Example of Recursion Tree

The recursion tree for an array of size 8:

 Level 0: [8 elements]
 Level 1: [4 elements] [4 elements]
 Level 2: [2 elements] [2 elements] [2 elements] [2 elements]
 Level 3: [1 element] [1 element] [1 element] [1 element] [1 element] [1 element] [1 element] [1 element]

At each level, the total number of elements remains constant, but the number of subarrays doubles, and their size halves.
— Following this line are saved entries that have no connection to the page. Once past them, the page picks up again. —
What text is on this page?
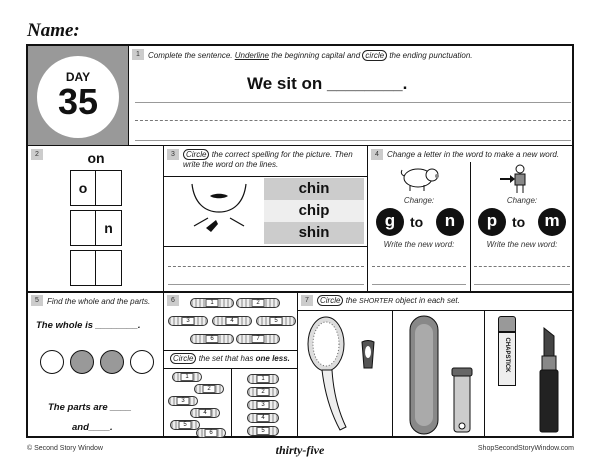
Name:
DAY
35
1	Complete the sentence. Underline the beginning capital and circle the ending punctuation.
We sit on ________.
2	on
o
n
3	Circle the correct spelling for the picture. Then write the word on the lines.
chin
chip
shin
4	Change a letter in the word to make a new word.
Change:	Change:
g	to	n	p	to	m
Write the new word:	Write the new word:
5	Find the whole and the parts.
The whole is ________.
The parts are ____
and____.
6	1	2
3	4	5
6	7
Circle the set that has one less.
1
2
3
4
5
6
1
2
3
4
5
7	Circle the SHORTER object in each set.
CHAPSTICK
© Second Story Window	thirty-five	ShopSecondStoryWindow.com
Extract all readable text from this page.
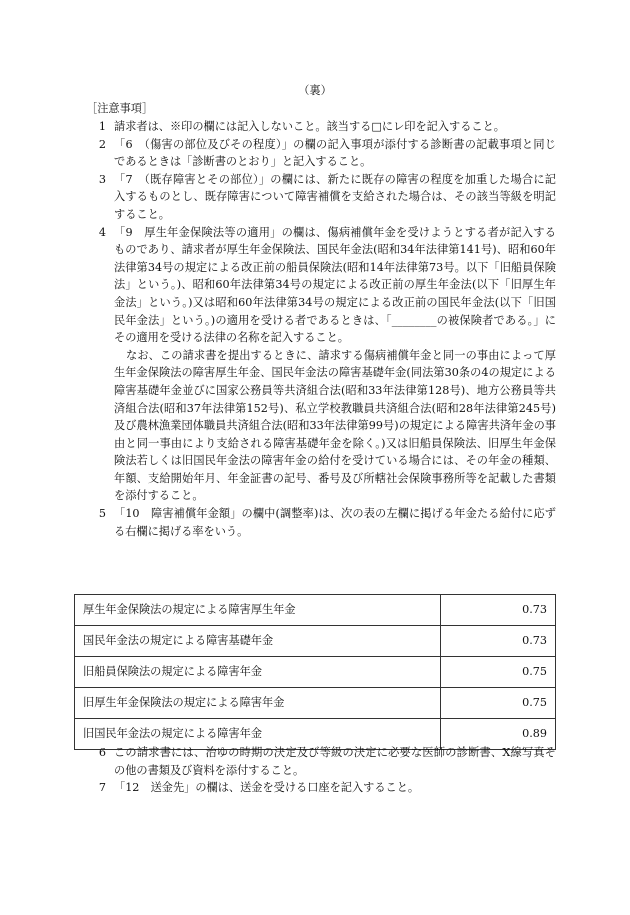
（裏）
［注意事項］
1 請求者は、※印の欄には記入しないこと。該当する□にレ印を記入すること。
2 「6　（傷害の部位及びその程度）」の欄の記入事項が添付する診断書の記載事項と同じであるときは「診断書のとおり」と記入すること。
3 「7　（既存障害とその部位）」の欄には、新たに既存の障害の程度を加重した場合に記入するものとし、既存障害について障害補償を支給された場合は、その該当等級を明記すること。
4 「9　厚生年金保険法等の適用」の欄は、傷病補償年金を受けようとする者が記入するものであり、請求者が厚生年金保険法、国民年金法(昭和34年法律第141号)、昭和60年法律第34号の規定による改正前の船員保険法(昭和14年法律第73号。以下「旧船員保険法」という。)、昭和60年法律第34号の規定による改正前の厚生年金法(以下「旧厚生年金法」という。)又は昭和60年法律第34号の規定による改正前の国民年金法(以下「旧国民年金法」という。)の適用を受ける者であるときは、「________の被保険者である。」にその適用を受ける法律の名称を記入すること。
なお、この請求書を提出するときに、請求する傷病補償年金と同一の事由によって厚生年金保険法の障害厚生年金、国民年金法の障害基礎年金(同法第30条の4の規定による障害基礎年金並びに国家公務員等共済組合法(昭和33年法律第128号)、地方公務員等共済組合法(昭和37年法律第152号)、私立学校教職員共済組合法(昭和28年法律第245号)及び農林漁業団体職員共済組合法(昭和33年法律第99号)の規定による障害共済年金の事由と同一事由により支給される障害基礎年金を除く。)又は旧船員保険法、旧厚生年金保険法若しくは旧国民年金法の障害年金の給付を受けている場合には、その年金の種類、年額、支給開始年月、年金証書の記号、番号及び所轄社会保険事務所等を記載した書類を添付すること。
5 「10　障害補償年金額」の欄中(調整率)は、次の表の左欄に掲げる年金たる給付に応ずる右欄に掲げる率をいう。
厚生年金保険法の規定による障害厚生年金	0.73
国民年金法の規定による障害基礎年金	0.73
旧船員保険法の規定による障害年金	0.75
旧厚生年金保険法の規定による障害年金	0.75
旧国民年金法の規定による障害年金	0.89
6 この請求書には、治ゆの時期の決定及び等級の決定に必要な医師の診断書、X線写真その他の書類及び資料を添付すること。
7 「12　送金先」の欄は、送金を受ける口座を記入すること。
Best, Average, and Worst-Case Time Complexities

Merge Sort performs consistently across different scenarios:

  • Best Case: O(n log n)
    • Occurs when the input array is already sorted. The algorithm still divides and merges the array.
  • Average Case: O(n log n)
    • Applies to random or unsorted input arrays. The performance remains consistent due to the divide-and-conquer approach.
  • Worst Case: O(n log n)
    • Occurs for reverse-sorted or completely unsorted arrays. Merge Sort still processes all elements predictably.

Conclusion

Merge Sort in Java is a simple algorithm to acquire a sorted list from an unsorted list of numbers. The basic method of ‘divide and conquer’ is applied to access the sorted array from an unsorted array.